Как всю эту овражную дичь вначале строительных работ корчевали и выравнивали, так что местами от оврага вообще не осталось и следа, я хорошо помнил. Но теперь мне даже нравилось, как и на станции в недрах земли, редкие, еще не поросшие деревьями травяные ковры вниз и вверх вдоль дороги, дренажные канавы с зарослями камыша, более или менее дикие ирисы по берегам, искусственно проложенные пешеходные дорожки, переходы через пути, похожие на застекленные террасы, наискось вверх над бывшим оврагом, там, где рельсы еще проходили в туннеле. Если я о чем и жалел, то это об укусе, о ее величестве тонкой черной взметнувшейся вверх змее в зарослях, и еще, наверное, без укуса, о дикой смородине. Как изменился ландшафт: тоже красиво. По-другому красиво.
Теперь, проезжая по лощине, можно было увидеть трех косуль, которые в этой саванне с ее кустарниками не особенно-то и прятались, а щипали себе мирно траву, паслось такое семейство, я так думаю не местное, бог уж знает откуда, из какой глуши их сюда занесло, на железную дорогу, тоже мне, безопасное место.
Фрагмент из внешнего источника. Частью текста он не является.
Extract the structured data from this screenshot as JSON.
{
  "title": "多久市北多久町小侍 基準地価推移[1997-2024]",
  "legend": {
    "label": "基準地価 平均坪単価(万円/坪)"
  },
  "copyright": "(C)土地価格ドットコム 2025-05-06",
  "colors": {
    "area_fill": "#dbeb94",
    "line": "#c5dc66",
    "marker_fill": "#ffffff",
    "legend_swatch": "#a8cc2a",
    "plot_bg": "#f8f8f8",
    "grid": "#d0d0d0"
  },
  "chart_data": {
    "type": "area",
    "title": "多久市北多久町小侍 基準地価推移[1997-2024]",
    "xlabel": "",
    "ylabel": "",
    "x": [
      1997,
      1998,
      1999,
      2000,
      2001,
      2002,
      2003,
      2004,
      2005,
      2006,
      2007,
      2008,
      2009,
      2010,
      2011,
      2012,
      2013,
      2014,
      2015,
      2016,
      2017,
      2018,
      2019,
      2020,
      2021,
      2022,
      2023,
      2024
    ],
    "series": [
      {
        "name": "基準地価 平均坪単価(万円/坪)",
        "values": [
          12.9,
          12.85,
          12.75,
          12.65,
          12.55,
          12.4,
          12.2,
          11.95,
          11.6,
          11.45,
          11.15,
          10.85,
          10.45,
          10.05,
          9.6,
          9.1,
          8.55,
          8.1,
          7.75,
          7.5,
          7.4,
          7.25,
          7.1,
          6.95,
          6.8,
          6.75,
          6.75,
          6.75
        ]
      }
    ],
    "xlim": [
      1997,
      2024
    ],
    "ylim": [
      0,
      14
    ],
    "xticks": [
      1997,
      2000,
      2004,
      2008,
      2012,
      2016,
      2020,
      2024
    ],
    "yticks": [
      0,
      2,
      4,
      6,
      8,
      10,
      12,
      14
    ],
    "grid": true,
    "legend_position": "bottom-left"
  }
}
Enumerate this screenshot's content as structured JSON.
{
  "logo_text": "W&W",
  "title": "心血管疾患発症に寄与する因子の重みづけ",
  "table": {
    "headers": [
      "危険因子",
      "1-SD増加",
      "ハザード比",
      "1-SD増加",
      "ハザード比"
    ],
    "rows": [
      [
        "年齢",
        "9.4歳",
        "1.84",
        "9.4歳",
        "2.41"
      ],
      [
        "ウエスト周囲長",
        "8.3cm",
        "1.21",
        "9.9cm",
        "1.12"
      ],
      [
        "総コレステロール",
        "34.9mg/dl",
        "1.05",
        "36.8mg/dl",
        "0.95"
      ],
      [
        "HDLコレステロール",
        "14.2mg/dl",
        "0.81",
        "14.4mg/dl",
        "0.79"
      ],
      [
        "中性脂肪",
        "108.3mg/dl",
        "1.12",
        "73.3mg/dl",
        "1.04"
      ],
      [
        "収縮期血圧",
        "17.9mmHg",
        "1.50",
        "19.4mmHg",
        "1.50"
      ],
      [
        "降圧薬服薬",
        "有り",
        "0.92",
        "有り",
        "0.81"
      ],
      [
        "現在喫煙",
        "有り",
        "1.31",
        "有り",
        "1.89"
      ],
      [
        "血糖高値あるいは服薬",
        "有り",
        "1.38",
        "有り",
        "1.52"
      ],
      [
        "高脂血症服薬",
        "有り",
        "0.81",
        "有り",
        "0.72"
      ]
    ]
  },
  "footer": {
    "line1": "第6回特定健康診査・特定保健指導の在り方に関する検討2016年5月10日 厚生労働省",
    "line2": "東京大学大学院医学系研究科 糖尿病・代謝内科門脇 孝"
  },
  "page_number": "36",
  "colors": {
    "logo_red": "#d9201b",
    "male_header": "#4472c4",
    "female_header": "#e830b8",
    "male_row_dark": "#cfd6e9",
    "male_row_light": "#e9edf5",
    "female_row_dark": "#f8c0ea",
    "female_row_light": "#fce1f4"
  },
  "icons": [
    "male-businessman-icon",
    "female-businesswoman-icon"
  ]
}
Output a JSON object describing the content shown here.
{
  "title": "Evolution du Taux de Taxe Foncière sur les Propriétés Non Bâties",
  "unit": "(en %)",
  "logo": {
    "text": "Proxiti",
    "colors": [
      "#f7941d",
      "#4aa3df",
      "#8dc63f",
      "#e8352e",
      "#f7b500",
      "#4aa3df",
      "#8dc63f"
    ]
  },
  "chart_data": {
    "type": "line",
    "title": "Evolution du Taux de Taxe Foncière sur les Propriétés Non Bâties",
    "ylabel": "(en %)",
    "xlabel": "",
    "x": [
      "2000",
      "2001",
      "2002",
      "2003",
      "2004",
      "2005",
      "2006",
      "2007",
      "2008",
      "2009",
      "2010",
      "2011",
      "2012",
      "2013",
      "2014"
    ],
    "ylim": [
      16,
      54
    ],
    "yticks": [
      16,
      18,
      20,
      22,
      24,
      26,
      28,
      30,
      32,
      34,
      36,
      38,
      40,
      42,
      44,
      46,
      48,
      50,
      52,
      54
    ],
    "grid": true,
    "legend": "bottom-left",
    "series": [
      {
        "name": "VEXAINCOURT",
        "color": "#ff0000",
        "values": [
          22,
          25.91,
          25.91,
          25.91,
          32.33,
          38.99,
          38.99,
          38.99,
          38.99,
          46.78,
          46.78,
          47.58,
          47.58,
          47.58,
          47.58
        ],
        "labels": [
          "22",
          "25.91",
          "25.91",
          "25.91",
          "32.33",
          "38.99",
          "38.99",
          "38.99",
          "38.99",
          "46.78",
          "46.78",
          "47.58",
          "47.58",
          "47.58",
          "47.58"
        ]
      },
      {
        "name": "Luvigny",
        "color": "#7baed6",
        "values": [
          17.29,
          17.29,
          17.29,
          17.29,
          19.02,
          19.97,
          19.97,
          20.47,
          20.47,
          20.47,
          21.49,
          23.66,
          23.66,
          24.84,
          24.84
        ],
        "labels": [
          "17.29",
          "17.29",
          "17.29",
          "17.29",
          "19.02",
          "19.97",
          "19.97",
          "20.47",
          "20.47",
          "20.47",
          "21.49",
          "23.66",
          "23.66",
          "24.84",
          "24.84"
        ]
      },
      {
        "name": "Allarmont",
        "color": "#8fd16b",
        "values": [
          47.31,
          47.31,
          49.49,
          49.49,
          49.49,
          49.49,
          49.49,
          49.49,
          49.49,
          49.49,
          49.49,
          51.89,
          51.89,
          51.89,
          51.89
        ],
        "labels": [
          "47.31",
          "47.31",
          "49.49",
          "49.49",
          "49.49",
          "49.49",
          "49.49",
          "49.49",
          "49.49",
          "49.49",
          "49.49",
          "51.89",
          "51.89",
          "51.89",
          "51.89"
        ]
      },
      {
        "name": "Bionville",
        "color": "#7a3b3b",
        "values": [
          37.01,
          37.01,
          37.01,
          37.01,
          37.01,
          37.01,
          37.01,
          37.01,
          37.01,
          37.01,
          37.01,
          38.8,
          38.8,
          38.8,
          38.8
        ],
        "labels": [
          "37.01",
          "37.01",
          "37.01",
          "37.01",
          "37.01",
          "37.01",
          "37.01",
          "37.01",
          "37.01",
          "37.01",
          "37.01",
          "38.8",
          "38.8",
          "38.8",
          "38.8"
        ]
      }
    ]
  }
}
И почудилось мне, на мгновение я обо всем забыл, будто я снова блуждаю в дебрях в поисках ужина, в поисках чего-то нового и небывалого, и не я один – все мы в этом трамвае.
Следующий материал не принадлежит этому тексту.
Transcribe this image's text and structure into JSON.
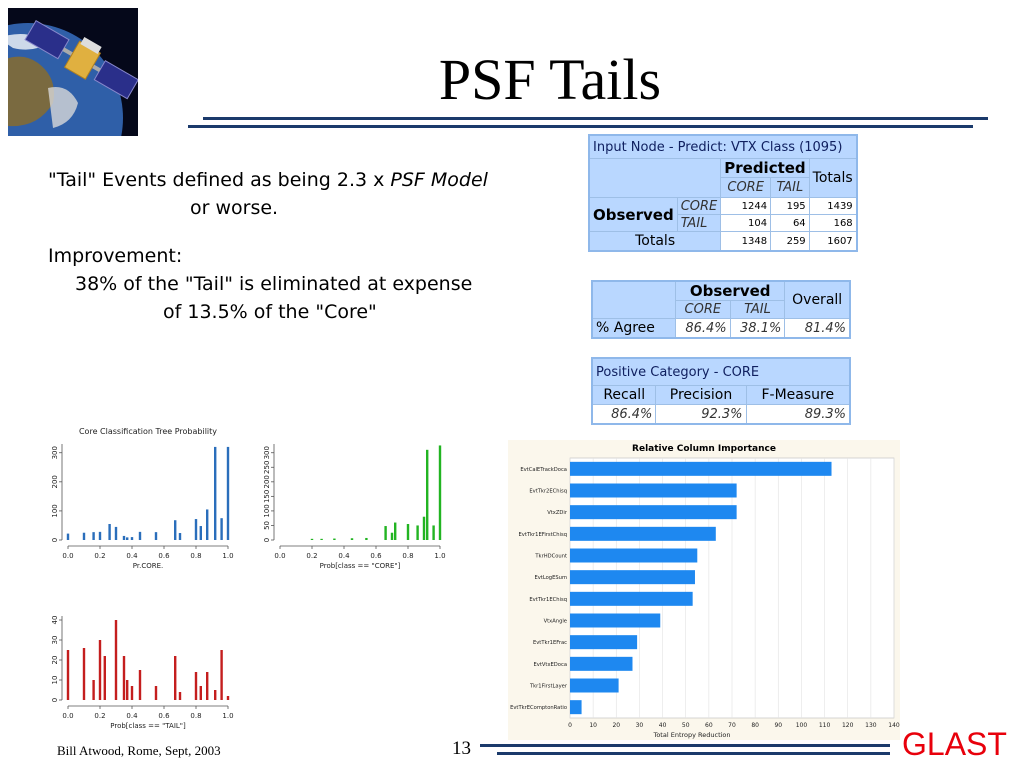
{
  "slide": {
    "title": "PSF Tails",
    "page_number": "13",
    "footer_left": "Bill Atwood,  Rome, Sept, 2003",
    "logo_text": "GLAST"
  },
  "body": {
    "line1_a": "\"Tail\" Events defined as being 2.3 x ",
    "line1_b": "PSF Model",
    "line2": "or worse.",
    "line3": "Improvement:",
    "line4": "38% of the \"Tail\" is eliminated at expense",
    "line5": "of 13.5% of the \"Core\""
  },
  "table1": {
    "title": "Input Node - Predict: VTX Class (1095)",
    "predicted": "Predicted",
    "totals_col": "Totals",
    "core": "CORE",
    "tail": "TAIL",
    "observed": "Observed",
    "totals_row": "Totals",
    "rows": [
      {
        "label": "CORE",
        "v1": "1244",
        "v2": "195",
        "v3": "1439"
      },
      {
        "label": "TAIL",
        "v1": "104",
        "v2": "64",
        "v3": "168"
      }
    ],
    "total_vals": {
      "v1": "1348",
      "v2": "259",
      "v3": "1607"
    }
  },
  "table2": {
    "observed": "Observed",
    "overall": "Overall",
    "core": "CORE",
    "tail": "TAIL",
    "agree_label": "% Agree",
    "agree_core": "86.4%",
    "agree_tail": "38.1%",
    "agree_overall": "81.4%"
  },
  "table3": {
    "title": "Positive Category - CORE",
    "recall": "Recall",
    "precision": "Precision",
    "fmeasure": "F-Measure",
    "recall_v": "86.4%",
    "precision_v": "92.3%",
    "fmeasure_v": "89.3%"
  },
  "chart_data": [
    {
      "type": "bar",
      "title": "Core Classification Tree Probability",
      "xlabel": "Pr.CORE.",
      "ylabel": "",
      "color": "#2a6ebb",
      "xlim": [
        0,
        1
      ],
      "ylim": [
        0,
        330
      ],
      "xticks": [
        "0.0",
        "0.2",
        "0.4",
        "0.6",
        "0.8",
        "1.0"
      ],
      "yticks": [
        "0",
        "100",
        "200",
        "300"
      ],
      "ytick_values": [
        0,
        100,
        200,
        300
      ],
      "x": [
        0.0,
        0.1,
        0.16,
        0.2,
        0.26,
        0.3,
        0.35,
        0.37,
        0.4,
        0.45,
        0.55,
        0.67,
        0.7,
        0.8,
        0.83,
        0.87,
        0.92,
        0.96,
        1.0
      ],
      "values": [
        22,
        25,
        27,
        28,
        55,
        45,
        14,
        9,
        10,
        28,
        27,
        68,
        24,
        72,
        48,
        105,
        320,
        75,
        320
      ]
    },
    {
      "type": "bar",
      "title": "",
      "xlabel": "Prob[class == \"CORE\"]",
      "ylabel": "",
      "color": "#22b422",
      "xlim": [
        0,
        1
      ],
      "ylim": [
        0,
        330
      ],
      "xticks": [
        "0.0",
        "0.2",
        "0.4",
        "0.6",
        "0.8",
        "1.0"
      ],
      "yticks": [
        "0",
        "50",
        "100",
        "150",
        "200",
        "250",
        "300"
      ],
      "ytick_values": [
        0,
        50,
        100,
        150,
        200,
        250,
        300
      ],
      "x": [
        0.2,
        0.26,
        0.34,
        0.45,
        0.54,
        0.66,
        0.7,
        0.72,
        0.8,
        0.86,
        0.9,
        0.92,
        0.96,
        1.0
      ],
      "values": [
        4,
        4,
        5,
        6,
        7,
        48,
        25,
        60,
        55,
        50,
        80,
        310,
        50,
        325
      ]
    },
    {
      "type": "bar",
      "title": "",
      "xlabel": "Prob[class == \"TAIL\"]",
      "ylabel": "",
      "color": "#c41e1e",
      "xlim": [
        0,
        1
      ],
      "ylim": [
        0,
        42
      ],
      "xticks": [
        "0.0",
        "0.2",
        "0.4",
        "0.6",
        "0.8",
        "1.0"
      ],
      "yticks": [
        "0",
        "10",
        "20",
        "30",
        "40"
      ],
      "ytick_values": [
        0,
        10,
        20,
        30,
        40
      ],
      "x": [
        0.0,
        0.1,
        0.16,
        0.2,
        0.23,
        0.3,
        0.35,
        0.37,
        0.4,
        0.45,
        0.55,
        0.67,
        0.7,
        0.8,
        0.83,
        0.87,
        0.92,
        0.96,
        1.0
      ],
      "values": [
        25,
        26,
        10,
        30,
        22,
        40,
        22,
        10,
        7,
        15,
        7,
        22,
        4,
        14,
        7,
        14,
        5,
        25,
        2
      ]
    },
    {
      "type": "bar",
      "orientation": "horizontal",
      "title": "Relative Column Importance",
      "xlabel": "Total Entropy Reduction",
      "ylabel": "",
      "color": "#1e88f0",
      "xlim": [
        0,
        140
      ],
      "xticks": [
        "0",
        "10",
        "20",
        "30",
        "40",
        "50",
        "60",
        "70",
        "80",
        "90",
        "100",
        "110",
        "120",
        "130",
        "140"
      ],
      "xtick_values": [
        0,
        10,
        20,
        30,
        40,
        50,
        60,
        70,
        80,
        90,
        100,
        110,
        120,
        130,
        140
      ],
      "grid": true,
      "categories": [
        "EvtCalETrackDoca",
        "EvtTkr2EChisq",
        "VtxZDir",
        "EvtTkr1EFirstChisq",
        "TkrHDCount",
        "EvtLogESum",
        "EvtTkr1EChisq",
        "VtxAngle",
        "EvtTkr1EFrac",
        "EvtVtxEDoca",
        "Tkr1FirstLayer",
        "EvtTkrEComptonRatio"
      ],
      "values": [
        113,
        72,
        72,
        63,
        55,
        54,
        53,
        39,
        29,
        27,
        21,
        5
      ]
    }
  ]
}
В детстве я на все смотрел взглядом исследователя, куда бы ни вели меня какие угодно железнодорожные или иные пути, я равно изучал поблекшие листья и особенно песчинки под ногами, чудно́, а может, как раз и нет, и глядел на далекий горизонт, туда, через приморский пляж, в неопределенную свободу и будущее; вот такой же песок, подумалось мне, теперь скрипел на рельсах под колесами вагона – и мне этот звук нравился, когда же я через час с лишним пути вышел на конечной станции и наклонился над рельсами, мне в глаза сверкнула одна только первозданная сталь, без единого атома песка, хоть бы птичий пух прилип, и того нет.
Лишь на вершине плато, где жилые кварталы постепенно все больше и больше переходят в деловые, поезд, выйдя из туннеля и долго продвигаясь по дикой саванне, превратился в обычный уличный трамвай. И тут же по вагонам зазвучали объявления. Женский голос, из магнитофона или откуда-то еще, стал объявлять остановки, нараспев, как будто это были псалмы, особым тембром, так естественно, безыскусно, участливо, почти радушно и сердечно, как будто женщина обращалась лично ко мне. «Из-за женщины или из-за станции?» – «Из-за обеих». И вдруг я узнал голос. Женщина, которой он принадлежал, когда-то, давно это было, в моей жизни тоже стала мне врагом. (Не сразу, не с самого начала.) В те времена она была актрисой, играла все больше роли второго плана. (А были такие вообще? Ну, так или иначе, она была довольна и этим, находила эти свои маленькие выходы живительными и рассказывала о них иногда с воодушевлением и гордостью.)